原來蔣去腳下是一幅浩然九洲的堪輿形勢圖,而頭頂則是星河萬里,浩瀚星辰小如芥子,好似舉手可摘。
陳平安雙指併攏,在“蔣去”眉心處輕輕一點,就像幫忙開天眼。
再一伸手,將那大地之上的千百河流如提繩線,再一招手,將那條星河拘拿而至,然後一揮袖子,星辰與江河,一股腦兒湧入某個身形虛實不定的“蔣去”,彷彿霎時間就變成了後者人身小天地中的座座山嶽氣府、條條經脈長河。
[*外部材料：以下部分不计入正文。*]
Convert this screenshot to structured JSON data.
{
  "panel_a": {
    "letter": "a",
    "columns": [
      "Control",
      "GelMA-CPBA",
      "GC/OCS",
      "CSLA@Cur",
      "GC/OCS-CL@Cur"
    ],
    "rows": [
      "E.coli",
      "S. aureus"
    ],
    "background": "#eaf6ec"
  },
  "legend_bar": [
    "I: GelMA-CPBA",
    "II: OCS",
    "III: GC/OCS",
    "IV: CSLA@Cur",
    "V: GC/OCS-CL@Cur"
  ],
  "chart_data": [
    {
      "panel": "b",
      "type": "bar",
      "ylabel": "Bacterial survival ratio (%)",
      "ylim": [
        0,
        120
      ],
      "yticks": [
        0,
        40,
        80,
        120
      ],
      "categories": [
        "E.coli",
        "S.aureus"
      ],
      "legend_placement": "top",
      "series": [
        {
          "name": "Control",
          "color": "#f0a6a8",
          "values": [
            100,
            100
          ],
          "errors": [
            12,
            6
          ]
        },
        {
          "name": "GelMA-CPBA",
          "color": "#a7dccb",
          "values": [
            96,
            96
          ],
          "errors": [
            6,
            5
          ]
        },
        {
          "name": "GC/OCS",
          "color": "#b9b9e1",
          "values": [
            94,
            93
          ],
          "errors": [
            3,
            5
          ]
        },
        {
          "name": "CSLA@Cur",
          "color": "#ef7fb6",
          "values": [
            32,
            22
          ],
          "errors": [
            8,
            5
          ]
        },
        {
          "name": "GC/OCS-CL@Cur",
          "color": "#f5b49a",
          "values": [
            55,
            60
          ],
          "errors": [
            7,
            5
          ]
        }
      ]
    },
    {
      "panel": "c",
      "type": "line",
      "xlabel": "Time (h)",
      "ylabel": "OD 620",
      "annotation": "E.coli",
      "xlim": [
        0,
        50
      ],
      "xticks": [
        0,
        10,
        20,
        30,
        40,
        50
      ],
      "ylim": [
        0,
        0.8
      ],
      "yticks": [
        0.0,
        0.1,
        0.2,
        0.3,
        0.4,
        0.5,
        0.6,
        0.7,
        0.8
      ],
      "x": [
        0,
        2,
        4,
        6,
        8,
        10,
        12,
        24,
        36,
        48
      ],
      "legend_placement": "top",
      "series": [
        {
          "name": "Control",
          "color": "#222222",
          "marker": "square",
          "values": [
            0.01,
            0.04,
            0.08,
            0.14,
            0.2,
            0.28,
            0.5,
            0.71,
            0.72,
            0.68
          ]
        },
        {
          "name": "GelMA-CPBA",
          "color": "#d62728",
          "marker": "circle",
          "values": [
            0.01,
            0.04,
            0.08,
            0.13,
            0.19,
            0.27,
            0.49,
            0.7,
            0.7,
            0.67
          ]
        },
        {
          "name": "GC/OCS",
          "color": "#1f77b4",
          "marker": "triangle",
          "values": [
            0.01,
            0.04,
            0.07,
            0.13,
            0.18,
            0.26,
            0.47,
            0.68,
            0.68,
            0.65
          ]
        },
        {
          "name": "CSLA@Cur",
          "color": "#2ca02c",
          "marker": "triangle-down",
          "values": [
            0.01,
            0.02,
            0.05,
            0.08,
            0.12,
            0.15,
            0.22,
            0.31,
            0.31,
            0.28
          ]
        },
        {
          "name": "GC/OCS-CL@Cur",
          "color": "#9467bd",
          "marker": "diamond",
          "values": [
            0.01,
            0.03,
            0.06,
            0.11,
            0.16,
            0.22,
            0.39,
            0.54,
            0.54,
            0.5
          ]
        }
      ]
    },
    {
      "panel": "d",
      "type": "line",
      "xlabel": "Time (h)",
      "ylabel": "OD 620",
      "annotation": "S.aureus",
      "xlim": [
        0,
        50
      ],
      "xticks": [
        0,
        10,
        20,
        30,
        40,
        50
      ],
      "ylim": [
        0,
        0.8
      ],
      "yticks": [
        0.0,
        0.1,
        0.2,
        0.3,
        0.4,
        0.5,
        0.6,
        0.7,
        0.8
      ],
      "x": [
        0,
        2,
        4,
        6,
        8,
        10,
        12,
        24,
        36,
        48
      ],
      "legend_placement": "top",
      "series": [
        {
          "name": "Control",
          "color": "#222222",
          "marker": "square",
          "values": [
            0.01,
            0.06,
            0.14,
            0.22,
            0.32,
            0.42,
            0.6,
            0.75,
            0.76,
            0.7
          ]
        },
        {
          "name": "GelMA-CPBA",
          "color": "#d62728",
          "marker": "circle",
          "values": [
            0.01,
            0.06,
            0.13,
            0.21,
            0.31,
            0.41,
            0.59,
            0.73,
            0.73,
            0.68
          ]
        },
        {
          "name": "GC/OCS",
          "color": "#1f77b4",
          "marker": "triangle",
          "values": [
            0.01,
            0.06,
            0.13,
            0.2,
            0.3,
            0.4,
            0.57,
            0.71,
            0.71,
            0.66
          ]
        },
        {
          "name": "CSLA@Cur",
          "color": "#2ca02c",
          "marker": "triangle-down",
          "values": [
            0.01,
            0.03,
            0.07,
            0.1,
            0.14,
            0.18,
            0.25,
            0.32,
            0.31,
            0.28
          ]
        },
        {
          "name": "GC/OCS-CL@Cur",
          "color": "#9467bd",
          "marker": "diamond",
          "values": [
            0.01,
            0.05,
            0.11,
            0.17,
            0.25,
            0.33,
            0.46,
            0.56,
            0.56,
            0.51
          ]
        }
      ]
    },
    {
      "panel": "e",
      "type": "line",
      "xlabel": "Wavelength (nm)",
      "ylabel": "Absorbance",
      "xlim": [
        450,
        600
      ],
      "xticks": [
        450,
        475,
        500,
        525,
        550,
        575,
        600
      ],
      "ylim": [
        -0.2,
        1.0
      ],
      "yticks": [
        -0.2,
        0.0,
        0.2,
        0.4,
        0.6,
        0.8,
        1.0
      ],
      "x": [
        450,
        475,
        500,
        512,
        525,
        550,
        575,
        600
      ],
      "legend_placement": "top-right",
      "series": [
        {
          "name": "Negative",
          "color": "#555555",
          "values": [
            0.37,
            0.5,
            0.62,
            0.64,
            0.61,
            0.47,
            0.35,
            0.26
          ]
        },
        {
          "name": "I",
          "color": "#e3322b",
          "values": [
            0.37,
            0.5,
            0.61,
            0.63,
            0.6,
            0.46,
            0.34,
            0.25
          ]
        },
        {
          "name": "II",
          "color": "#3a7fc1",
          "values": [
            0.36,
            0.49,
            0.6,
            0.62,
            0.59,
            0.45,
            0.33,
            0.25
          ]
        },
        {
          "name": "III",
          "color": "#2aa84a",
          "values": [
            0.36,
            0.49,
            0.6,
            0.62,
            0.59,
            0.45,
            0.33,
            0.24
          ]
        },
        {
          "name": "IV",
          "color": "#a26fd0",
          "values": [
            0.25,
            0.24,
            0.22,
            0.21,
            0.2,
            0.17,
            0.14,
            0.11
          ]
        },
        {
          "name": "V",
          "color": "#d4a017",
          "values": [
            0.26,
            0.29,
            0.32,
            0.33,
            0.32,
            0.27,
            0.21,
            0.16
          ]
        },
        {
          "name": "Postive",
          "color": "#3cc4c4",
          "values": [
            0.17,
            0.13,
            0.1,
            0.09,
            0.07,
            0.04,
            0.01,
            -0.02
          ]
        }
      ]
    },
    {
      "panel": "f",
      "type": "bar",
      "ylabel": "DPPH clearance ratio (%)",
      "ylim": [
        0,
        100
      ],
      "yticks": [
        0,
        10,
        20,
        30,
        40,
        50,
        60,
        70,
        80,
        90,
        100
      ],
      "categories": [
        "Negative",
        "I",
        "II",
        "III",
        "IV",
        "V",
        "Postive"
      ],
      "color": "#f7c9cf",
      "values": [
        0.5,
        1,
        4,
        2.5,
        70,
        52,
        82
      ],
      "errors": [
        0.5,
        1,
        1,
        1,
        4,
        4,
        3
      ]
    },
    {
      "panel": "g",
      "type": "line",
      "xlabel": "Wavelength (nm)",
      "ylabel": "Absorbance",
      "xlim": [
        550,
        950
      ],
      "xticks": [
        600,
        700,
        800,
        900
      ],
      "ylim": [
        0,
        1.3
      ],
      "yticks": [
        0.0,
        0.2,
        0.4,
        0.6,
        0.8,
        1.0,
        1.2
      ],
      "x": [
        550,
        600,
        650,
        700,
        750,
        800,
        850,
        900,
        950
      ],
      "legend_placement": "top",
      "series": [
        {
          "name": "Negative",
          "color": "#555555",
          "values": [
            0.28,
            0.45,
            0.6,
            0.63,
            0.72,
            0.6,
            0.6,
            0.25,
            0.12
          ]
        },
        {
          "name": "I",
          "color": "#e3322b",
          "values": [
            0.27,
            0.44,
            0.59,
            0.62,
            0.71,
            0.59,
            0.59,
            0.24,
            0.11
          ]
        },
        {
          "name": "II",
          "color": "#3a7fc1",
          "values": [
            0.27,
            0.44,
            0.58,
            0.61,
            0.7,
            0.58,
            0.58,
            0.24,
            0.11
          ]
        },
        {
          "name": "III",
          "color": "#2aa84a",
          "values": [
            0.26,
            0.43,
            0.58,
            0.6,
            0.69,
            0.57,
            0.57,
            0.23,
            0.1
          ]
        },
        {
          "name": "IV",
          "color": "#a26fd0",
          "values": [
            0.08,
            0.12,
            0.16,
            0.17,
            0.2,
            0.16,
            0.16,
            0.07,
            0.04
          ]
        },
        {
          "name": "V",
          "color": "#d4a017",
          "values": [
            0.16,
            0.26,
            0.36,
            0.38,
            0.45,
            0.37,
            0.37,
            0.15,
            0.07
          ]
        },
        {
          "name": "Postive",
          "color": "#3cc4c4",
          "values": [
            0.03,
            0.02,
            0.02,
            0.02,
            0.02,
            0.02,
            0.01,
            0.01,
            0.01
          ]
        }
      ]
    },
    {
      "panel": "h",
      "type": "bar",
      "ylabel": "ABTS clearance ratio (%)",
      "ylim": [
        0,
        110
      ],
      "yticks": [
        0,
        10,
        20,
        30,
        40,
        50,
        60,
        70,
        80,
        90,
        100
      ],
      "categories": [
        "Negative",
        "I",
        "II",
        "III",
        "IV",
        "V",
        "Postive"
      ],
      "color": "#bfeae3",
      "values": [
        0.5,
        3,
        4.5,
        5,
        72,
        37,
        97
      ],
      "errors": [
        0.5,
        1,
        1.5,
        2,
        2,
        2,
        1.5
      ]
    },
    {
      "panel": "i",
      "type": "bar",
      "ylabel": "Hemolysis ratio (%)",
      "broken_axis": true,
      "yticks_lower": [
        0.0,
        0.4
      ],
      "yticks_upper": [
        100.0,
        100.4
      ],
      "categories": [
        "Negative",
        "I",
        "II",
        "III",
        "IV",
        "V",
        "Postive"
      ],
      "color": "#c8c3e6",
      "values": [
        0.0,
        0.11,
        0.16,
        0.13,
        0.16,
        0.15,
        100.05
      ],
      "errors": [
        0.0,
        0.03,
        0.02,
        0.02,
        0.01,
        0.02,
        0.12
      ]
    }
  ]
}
片刻之後,陳平安見蔣去的一顆道心,已經不足以支撐這份異象,只是蔣去自身始終渾然不覺,依舊沉浸於這份天地異象當中不可自拔,再拖延下去,就要傷及蔣去的大道根本,陳平安便朝他的那粒心神芥子,輕輕往回一拽,將其心神、魂魄與身軀,三者歸一。
蔣去回過神後,才發現自己已經汗流浹背,身形搖搖欲墜,陳平安伸手按住肩膀,臉色慘白的蔣去才不至於踉蹌摔倒。
為自家修士指點迷津,是學吳霜降對待歲除宮弟子。
至於具體的傳道之法,顯然是與劉景龍現學現用了。
陳平安讓蔣去坐回位置,好好呼吸吐納安穩心神,微笑道:“所謂的行萬里路,在我看來,其實可以分兩種,一種是在外遊歷,再就是修道之人,存神觀照人身小天地。憑此修行,內外兼修,大小兼顧,心存高遠,腳踏實地,相信總有一天,你可以繪製出幾種屬於自己的獨門符籙。”
蔣去擦去額頭汗水,赧顏道:“不敢想。”
“得想。”
陳平安搖頭笑道:“一個都不想繪製出幾張山上‘大符’的符籙修士,以後能有什麼大出息?”
蔣去咧嘴一笑,使勁點頭。
陳平安再從袖中摸出一隻長條木盒,輕輕放在桌上,微笑道:“盒子裡邊裝著十塊硃砂墨錠,都送你了,刻有一些類似‘天垂文曜’的吉語,都是地仙手筆,故而靈氣盎然。不過別謝我,是這次小陌陪我走了趟五彩天下的飛昇城,那邊有處仙家集市,小陌碰到幾個雲遊至避暑城的符籙修士,合夥開了個店鋪,小陌逛鋪子的時候,專程為你買下了這套沅陵硃砂墨,也不算撿漏,只能說是價格公道,對方誤以為小陌是飛昇城劍修,就想要藉機攀附關係。小陌本意是以我名義送給你,我覺得不妥,你只管收下便是了,事後也無需專程去跟小陌道謝,免得他以後不當善財童子的唯一理由,竟然是受不了那些前腳接後腳的登門致謝。”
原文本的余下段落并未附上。